And no, I do not want to have a family with him, but that's not because of him either. I've never wanted children and actually wanted to get sterilized (BF said he'd be mad if I did this too), but he says he kind of does want children. I have told him about my feelings on this issue more than once, but he still occasionally says, "Oh, if we have kids...." This is one reason I wouldn't want to marry him if I did want to be married - he and I disagree on kids. But we'd most likely never be able to afford them anyway, and he realizes that, so thankfully he's not a complete dunce on that matter.

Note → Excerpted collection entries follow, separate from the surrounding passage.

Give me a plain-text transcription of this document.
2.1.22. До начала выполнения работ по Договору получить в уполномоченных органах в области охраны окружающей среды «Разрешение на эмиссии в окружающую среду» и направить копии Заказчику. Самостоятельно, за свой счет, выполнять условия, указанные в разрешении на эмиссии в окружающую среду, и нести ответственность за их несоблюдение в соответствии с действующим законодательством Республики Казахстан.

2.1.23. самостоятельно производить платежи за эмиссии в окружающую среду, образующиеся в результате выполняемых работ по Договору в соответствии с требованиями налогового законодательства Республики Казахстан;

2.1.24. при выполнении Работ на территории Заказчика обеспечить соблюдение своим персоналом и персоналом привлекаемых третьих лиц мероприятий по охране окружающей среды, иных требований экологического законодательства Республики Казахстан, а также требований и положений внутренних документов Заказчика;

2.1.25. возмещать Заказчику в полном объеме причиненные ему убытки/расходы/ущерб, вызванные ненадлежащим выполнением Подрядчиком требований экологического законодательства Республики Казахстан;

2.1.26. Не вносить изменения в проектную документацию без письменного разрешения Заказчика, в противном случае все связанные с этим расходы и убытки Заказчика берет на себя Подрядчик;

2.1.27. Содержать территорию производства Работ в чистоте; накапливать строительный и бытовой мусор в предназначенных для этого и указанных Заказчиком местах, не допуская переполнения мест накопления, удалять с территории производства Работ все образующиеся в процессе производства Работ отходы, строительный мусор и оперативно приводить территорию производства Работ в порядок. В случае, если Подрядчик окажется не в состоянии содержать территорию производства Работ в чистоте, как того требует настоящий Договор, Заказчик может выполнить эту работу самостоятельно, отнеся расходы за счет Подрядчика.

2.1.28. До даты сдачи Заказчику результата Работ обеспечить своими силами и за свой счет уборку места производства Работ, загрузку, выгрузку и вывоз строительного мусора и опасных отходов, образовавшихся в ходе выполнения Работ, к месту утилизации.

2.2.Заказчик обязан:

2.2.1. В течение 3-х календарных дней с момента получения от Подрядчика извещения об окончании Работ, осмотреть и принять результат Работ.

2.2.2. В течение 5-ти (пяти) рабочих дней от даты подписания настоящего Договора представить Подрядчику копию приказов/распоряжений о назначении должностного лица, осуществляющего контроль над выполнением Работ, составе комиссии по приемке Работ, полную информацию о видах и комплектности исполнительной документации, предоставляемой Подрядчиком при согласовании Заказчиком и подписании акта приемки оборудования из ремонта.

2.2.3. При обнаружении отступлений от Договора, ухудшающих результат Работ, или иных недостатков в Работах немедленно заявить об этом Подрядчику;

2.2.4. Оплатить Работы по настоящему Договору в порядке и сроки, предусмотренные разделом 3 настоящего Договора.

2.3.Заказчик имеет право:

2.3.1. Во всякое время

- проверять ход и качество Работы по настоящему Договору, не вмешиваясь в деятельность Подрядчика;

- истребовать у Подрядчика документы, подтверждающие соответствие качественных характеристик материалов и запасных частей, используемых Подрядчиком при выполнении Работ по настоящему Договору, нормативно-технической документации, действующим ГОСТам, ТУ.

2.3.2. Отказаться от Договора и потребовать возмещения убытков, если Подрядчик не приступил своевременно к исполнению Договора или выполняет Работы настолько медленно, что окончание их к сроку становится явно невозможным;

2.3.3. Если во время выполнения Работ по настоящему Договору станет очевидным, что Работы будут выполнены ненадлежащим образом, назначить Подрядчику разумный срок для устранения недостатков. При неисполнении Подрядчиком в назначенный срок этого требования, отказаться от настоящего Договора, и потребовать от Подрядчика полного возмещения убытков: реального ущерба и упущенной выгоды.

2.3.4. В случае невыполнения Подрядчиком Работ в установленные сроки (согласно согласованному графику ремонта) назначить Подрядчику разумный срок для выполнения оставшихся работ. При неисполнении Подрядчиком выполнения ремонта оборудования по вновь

I definitely want to tell him how I feel before he tries to propose, but I know that will probably not happen for a good, long time - unless he does what my ex did and propose to me with gumball machine rings and rings he took from his mum's jewelry box. But I need to figure out how to tell him I want no marriage and my reasoning as gently as possible - he got very angry when I told him the first time I didn't want children because I said it kind of casually and coldly, so I need to kind of sugar-coat it a bit, but without obstructing the point I'm trying to make. He's an emotionally sensitive guy, so I don't want to be too blunt with him that it hurts more than it has to.

Thanks very much for the advice, and also for no one telling me that I'm mean for not wanting to get married, or that someone loves me enough to marry me and I need to take them up on their offer.